Wu-Chung Hsiang (born 12 June 1935 in Zhejiang) is a Chinese-American mathematician, specializing in topology.

Hsiang received in 1957 his bachelor's degree from the National Taiwan University and in 1963 his Ph.D. under Norman Steenrod from Princeton University with thesis Obstructions to sectioning fibre bundles. At Yale University he became in 1962 a lecturer, in 1963 an assistant professor, and in 1968 a full professor. At Princeton University he was a full professor from 1972 until retiring in 2006 as professor emeritus and was the department chair from 1982 to 1985. He was a visiting scholar at the Institute for Advanced Study for the academic years 1965–1966, 1971–1972, and 1979–1980. He was a visiting professor at the University of Warwick in 1966, the University of Amsterdam in 1969, the University of Bonn in 1971, the University of California, Berkeley in 1976, and MSRI and Stanford University in 1980.

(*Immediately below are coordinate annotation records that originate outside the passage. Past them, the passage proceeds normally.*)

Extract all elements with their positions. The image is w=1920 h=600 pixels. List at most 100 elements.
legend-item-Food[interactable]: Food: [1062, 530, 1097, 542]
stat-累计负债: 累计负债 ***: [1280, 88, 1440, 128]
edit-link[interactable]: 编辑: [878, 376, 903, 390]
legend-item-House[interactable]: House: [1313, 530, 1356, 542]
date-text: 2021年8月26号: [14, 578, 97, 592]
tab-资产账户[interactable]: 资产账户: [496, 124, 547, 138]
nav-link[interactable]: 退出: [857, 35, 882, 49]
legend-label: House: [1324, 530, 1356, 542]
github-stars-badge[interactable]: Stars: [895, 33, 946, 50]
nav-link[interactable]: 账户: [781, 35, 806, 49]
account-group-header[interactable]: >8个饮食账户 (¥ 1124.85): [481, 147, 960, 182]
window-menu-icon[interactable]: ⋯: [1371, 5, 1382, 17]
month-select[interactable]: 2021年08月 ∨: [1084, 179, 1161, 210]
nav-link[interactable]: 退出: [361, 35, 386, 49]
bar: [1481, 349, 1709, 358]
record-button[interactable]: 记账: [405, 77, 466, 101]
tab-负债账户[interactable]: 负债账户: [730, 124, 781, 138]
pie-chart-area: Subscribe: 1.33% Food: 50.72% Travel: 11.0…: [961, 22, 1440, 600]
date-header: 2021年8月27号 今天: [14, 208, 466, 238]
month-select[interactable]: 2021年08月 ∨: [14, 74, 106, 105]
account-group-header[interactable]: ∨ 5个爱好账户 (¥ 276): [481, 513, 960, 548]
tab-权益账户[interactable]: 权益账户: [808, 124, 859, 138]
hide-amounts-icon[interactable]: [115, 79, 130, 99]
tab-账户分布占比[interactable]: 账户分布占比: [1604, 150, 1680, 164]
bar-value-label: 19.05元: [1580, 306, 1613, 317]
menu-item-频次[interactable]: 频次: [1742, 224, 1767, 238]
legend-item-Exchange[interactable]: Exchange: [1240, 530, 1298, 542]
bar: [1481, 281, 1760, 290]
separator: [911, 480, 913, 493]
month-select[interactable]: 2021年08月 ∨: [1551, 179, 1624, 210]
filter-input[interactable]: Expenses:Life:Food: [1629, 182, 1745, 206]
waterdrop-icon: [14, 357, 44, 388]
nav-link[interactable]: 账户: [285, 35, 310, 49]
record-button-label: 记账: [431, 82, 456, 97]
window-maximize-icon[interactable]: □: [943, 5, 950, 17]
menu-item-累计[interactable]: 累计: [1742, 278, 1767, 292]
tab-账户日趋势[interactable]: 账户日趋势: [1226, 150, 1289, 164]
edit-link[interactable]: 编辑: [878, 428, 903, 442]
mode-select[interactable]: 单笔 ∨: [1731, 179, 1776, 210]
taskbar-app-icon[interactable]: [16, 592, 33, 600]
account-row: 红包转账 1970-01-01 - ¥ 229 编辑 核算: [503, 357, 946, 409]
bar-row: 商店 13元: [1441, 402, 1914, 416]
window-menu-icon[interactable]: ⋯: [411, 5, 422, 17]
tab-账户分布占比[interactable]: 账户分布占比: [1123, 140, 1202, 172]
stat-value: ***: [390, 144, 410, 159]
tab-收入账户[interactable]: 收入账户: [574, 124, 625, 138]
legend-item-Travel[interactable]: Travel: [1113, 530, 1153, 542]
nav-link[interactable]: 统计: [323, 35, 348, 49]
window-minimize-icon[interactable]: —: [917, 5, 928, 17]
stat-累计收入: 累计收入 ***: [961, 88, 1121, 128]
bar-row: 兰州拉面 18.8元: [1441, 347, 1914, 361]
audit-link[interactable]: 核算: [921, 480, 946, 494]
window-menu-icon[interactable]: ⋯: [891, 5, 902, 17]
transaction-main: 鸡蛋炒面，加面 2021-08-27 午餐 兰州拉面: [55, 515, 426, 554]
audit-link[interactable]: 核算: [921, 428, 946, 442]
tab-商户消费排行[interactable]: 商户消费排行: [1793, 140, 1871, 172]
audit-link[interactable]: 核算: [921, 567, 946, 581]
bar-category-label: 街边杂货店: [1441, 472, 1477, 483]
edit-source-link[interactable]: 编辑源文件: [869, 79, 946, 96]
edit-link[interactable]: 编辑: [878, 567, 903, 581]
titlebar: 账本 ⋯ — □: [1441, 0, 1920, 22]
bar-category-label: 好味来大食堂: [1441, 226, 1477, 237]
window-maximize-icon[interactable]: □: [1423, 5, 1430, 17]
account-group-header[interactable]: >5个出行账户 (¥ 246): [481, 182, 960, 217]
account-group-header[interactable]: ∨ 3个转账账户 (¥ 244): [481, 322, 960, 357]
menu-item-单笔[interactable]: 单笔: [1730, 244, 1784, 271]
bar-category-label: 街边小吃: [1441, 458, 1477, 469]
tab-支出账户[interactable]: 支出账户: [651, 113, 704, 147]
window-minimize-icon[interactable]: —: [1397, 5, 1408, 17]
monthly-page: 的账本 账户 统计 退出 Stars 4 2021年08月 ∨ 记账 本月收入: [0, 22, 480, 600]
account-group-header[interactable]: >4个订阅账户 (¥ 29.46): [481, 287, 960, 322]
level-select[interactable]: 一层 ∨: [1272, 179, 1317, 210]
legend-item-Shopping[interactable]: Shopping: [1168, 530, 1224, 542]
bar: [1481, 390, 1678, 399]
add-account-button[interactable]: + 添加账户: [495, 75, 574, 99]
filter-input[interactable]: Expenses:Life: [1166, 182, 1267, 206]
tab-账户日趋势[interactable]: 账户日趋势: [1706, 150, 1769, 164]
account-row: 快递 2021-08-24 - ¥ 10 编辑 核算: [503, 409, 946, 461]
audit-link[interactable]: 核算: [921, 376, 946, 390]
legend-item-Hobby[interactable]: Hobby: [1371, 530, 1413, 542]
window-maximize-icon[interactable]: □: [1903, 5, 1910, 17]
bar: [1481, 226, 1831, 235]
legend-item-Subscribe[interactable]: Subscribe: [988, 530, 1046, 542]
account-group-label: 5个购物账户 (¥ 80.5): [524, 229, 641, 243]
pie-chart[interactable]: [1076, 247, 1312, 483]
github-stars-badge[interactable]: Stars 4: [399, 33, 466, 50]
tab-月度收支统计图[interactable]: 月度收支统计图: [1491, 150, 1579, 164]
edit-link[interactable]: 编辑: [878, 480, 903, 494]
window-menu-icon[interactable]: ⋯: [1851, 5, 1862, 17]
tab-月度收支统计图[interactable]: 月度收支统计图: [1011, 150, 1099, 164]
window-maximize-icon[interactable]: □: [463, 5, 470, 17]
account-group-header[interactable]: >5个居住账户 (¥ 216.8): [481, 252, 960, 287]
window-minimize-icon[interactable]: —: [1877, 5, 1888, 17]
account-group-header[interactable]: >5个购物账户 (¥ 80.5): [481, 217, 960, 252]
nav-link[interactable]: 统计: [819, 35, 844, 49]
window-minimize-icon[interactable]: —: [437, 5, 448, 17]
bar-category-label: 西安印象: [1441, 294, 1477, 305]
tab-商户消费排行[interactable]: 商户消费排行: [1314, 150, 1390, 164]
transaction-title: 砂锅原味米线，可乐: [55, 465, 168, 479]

Hsiang has made important contributions to algebraic and differential topology. Works by Hsiang, Julius Shaneson, C. T. C. Wall, Robion Kirby, Laurent Siebenmann and Andrew Casson lead in the 1960s to the proof of the annulus theorem (previously known as the annulus conjecture). The annulus theorem is important in the theory of triangulation of manifolds.

With F. Thomas Farrell he worked on a program to prove the Novikov conjecture and the Borel conjecture with methods from geometric topology and gave proofs for special cases. For example, they gave a proof of the integral Novikof conjecture for compact Riemannian manifolds with non-positive sectional curvature.